Et ces marches qui m’étouffaient. Et ce couloir comme les autres depuis le début depuis toujours trop blanc, trop serré, qui puait et qui sans doute pue toujours, surprenant parce que ce ne sont pas les mêmes qui sont là mais l’odeur elle c’est toujours pareil. Bien sûr que c’était trop haut, trop loin, trop dur. Bien sûr que j’avais peur.

Et pourtant lentement on est monté, ensemble, les trois à côté chacun·e seul·e, on a affronté une à une ces marches interminables comme on aurait… Je sais pas finalement, comparer quoi pourquoi ? En face de nous des dizaines de dessins, de mots gentils. Sur un panneau celui-ci : merci. Merci. Majuscule. Je me suis dit merci qui ? À lui d’avoir été là ou à elleux d’être avec nous pour le lui dire ?

Au sommet ou au fond le médecin lui au milieu du couloir debout comme nous différent puisqu’ailleurs, proche mais de loin il nous a dit bonjour. Sa voix était accueillante, chaleureuse, confiante. Tout était à sa place oui puisqu’iels l’avaient dit oui iels avaient bien dit venez vous avez le temps… non ? Non. Je l’ai senti dans son visage, ses gestes. Un décalage dans sa posture et dans la demi-seconde de trop qu’il a prise avant de nous dire de le suivre.

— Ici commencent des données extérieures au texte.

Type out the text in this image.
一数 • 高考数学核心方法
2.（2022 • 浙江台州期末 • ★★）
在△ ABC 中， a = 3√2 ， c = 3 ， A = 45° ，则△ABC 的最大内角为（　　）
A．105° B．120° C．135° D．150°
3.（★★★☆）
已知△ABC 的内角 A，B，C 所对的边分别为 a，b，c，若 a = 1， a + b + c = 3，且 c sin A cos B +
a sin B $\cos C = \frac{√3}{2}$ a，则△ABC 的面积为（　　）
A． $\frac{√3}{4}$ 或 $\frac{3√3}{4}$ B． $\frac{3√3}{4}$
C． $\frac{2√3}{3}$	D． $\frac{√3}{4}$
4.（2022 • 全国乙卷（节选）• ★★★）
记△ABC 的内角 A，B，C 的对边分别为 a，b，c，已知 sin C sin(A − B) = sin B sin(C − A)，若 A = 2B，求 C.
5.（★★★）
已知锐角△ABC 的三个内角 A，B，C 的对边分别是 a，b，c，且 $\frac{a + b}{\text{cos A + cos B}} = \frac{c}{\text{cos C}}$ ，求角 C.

Ou alors dans son regard. Oui, c’était plutôt dans son regard, dans ses yeux au fond desquels cette lueur redoutée redoutable infernale qui disait

 désolé, vraiment navré, il est parti sans vous.  

Alors, après

ou avant on a compris. Le médecin a ouvert la porte pour nous laisser entrer. Maman pleurait. Julien je ne sais pas. Moi non plus. À la question « Combien de temps ? » – « Quelques minutes ».

Et on était là planté·e·s autour de lui éteint

et mes cheveux qui brillaient pour rien.